Another large houseplant that is also a good beginner plant. The yucca palm prefers to be in the light, and it also feels at home in the south-facing window. The yucca should be watered every one to two weeks, a little more often in hot summers; expanded clay in the pot helps against waterlogging. If the yucca palm has become too big for you, you can simply cut it in half and put the shoot in new soil. As long as you keep the soil moist, new roots will form.

Elephant foot Beaucarnea recurvata

Elephant foot Beaucarnea recurvata

The elephant’s foot has a particularly impressive trunk – especially older specimens can look like real trees in the apartment! The best location for the elephant’s foot is bright; south-facing windows and winter gardens are also good locations for the plant. The biggest threat to the elephant’s foot is waterlogging and excessive watering, then the trunk can begin to rot or be prone to fungal diseases. Expanded clay in the pot (as with all houseplants, please always choose a pot with a hole for water drainage) and only watering rarely, about once a month, prevent waterlogging and are sufficient – the elephant’s foot stores water in the trunk. Apart from that, the elephant foot is absolutely easy to care for and enriches your rooms with its impressive shape!

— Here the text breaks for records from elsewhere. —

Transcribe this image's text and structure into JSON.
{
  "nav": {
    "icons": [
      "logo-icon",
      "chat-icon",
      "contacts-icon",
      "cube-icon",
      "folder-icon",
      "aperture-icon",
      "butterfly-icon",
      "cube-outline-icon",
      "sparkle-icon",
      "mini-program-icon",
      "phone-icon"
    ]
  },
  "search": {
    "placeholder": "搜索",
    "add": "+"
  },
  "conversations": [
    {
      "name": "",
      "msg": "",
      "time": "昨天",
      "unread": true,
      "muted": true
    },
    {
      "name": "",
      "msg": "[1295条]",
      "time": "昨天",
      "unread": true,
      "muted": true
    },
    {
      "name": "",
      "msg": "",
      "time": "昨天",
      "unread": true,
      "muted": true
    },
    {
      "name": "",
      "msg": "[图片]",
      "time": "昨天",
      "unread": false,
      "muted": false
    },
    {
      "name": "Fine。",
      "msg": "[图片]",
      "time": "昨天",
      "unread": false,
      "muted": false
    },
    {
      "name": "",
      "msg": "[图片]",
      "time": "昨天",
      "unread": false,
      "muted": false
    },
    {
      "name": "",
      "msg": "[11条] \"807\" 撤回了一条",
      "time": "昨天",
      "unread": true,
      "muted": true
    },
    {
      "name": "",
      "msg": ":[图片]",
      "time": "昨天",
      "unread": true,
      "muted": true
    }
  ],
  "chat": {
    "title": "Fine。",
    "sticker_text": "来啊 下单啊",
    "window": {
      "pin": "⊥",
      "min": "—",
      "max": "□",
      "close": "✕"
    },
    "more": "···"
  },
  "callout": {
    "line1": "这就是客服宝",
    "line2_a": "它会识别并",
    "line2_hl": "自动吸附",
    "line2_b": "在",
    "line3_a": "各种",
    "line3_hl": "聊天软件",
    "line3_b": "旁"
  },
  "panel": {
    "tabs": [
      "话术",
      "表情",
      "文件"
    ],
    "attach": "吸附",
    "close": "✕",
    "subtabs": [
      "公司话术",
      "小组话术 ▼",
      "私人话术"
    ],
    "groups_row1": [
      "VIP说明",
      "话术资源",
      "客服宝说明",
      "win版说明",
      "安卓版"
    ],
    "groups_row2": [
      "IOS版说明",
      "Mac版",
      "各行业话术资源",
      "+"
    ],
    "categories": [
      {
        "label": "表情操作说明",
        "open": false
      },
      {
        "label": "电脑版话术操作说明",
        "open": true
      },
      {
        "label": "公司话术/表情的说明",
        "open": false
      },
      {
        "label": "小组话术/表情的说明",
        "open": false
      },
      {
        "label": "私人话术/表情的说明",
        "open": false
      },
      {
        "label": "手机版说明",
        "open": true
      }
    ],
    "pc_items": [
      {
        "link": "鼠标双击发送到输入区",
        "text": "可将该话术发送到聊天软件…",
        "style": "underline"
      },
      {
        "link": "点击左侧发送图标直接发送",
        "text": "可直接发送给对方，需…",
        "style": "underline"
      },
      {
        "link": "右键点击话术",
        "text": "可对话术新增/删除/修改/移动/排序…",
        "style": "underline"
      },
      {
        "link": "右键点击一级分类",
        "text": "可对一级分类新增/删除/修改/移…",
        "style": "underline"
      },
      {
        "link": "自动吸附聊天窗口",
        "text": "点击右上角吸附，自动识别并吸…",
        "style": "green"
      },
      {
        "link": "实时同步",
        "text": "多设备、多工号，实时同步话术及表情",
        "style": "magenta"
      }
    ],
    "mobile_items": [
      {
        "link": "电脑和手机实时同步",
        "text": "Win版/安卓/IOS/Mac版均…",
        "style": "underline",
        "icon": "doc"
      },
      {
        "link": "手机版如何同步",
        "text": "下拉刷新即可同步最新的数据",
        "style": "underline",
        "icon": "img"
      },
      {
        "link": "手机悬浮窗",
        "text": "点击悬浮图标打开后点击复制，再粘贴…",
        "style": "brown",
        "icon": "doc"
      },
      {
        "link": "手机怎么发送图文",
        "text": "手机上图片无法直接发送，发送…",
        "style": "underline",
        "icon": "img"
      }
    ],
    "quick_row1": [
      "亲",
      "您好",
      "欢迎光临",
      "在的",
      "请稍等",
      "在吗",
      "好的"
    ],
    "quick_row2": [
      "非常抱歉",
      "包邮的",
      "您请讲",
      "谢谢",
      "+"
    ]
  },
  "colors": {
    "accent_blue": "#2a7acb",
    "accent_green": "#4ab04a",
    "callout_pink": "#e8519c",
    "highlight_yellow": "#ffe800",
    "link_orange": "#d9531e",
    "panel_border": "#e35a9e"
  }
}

Spider plant Chlorophytum comosum – easy-care houseplant

The spider plant is probably the ultimate beginner plant: location? Almost everywhere in the house, except in windowless rooms. Watering? Every now and then when the leaves turn pale. Propagating spider plants? It’s ridiculously easy: either you wait for offshoots of the plant, which you can easily root in a water-filled glass, or you simply divide your plant with a knife when repotting. Spider plants are extremely fast-growing, beautiful hanging plants, for example in macrame plant holders and hanging baskets, and are generally quite undemanding. The only crux: Depending on the subspecies of the spider plant, it has to be repotted and divided every year – so it is basically the guppy of houseplants with whose offshoots you can delight or annoy your friends.

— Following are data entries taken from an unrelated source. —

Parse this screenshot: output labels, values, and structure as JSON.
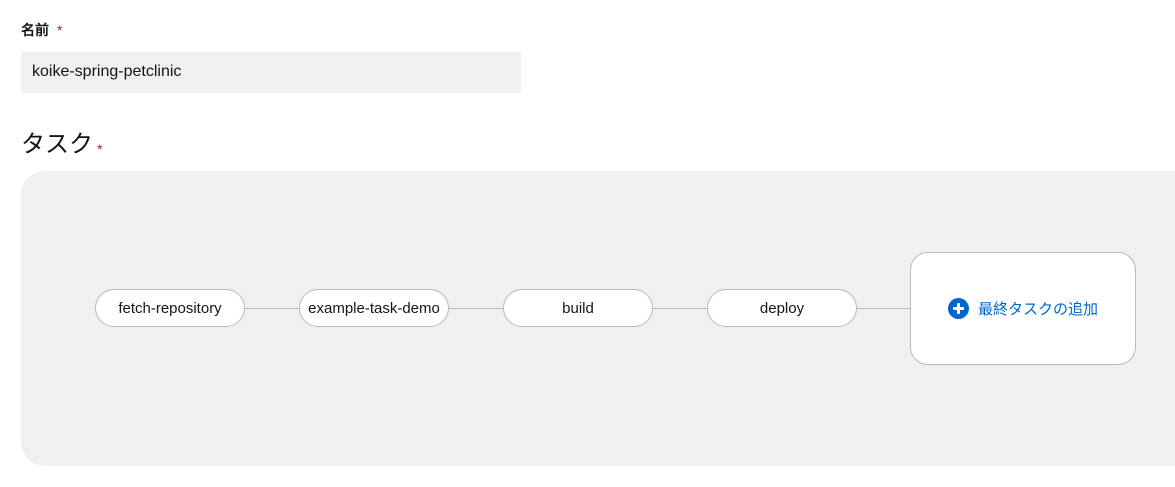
{
  "name_field": {
    "label": "名前",
    "required_marker": "*",
    "value": "koike-spring-petclinic"
  },
  "tasks_section": {
    "title": "タスク",
    "required_marker": "*"
  },
  "pipeline": {
    "tasks": [
      "fetch-repository",
      "example-task-demo",
      "build",
      "deploy"
    ],
    "add_final_task_label": "最終タスクの追加"
  },
  "colors": {
    "accent": "#0066cc",
    "required": "#c9190b",
    "canvas_background": "#f0f0f0",
    "node_border": "#b8bbbe"
  }
}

Spider plant Chlorophytum comosum

Ivy plant Epipremnum aureum

The ivy is a popular climbing and climbing plant with long runners, which also makes it a great option as a hanging shelf decoration. There are both plain green as well as piebald and spotted variants of the houseplant. The ivy is one of the plants that can purify the air particularly effectively. The ivy plant should be watered about once a week; if it has too little water, its leaves become limp and pale. In winter, when the air is dry, she enjoys a little water from the water sprayer directly on her leaves.

String of Pearls Senecio rowleyanus – fun hanging plant for indoors

Are you looking for an undemanding hanging plant? The string of pearls is also called the pea plant and is a succulent. This means it only needs a little water because it stores it in its fleshy, round leaves. The string of pearls prefers to be in light or partial shade. The plant also looks particularly great in flower pots with a face, so its long tendrils look like hair on a head! It is best to place the pea plant elevated on a shelf or in a hanging hanging basket. Thanks to its narrow “footprint”, the plant is a great decoration idea for small bathrooms with an urban jungle look.

Radiated Aralia Schefflera – A potentially large houseplant

The Schefflera grows tree-like, with many multi-leaved leaf stalks that spread out like fingers from a hand. Once bought as a small plant, over time the Schefflera turns from a small desk plant into an impressive tree. The Schefflera cannot be described as an absolute beginner plant: too much or too little water causes problems with the Schefflera. The radiant aralia does not need a lot of water, it only waters when the soil has dried out, and if the plant loses too many leaves, it is a sign of a lack of water. In summer, however, the Schefflera needs to be watered weekly. It does not tolerate waterlogging well, expanded clay on the bottom of the flower pot reduces the risk.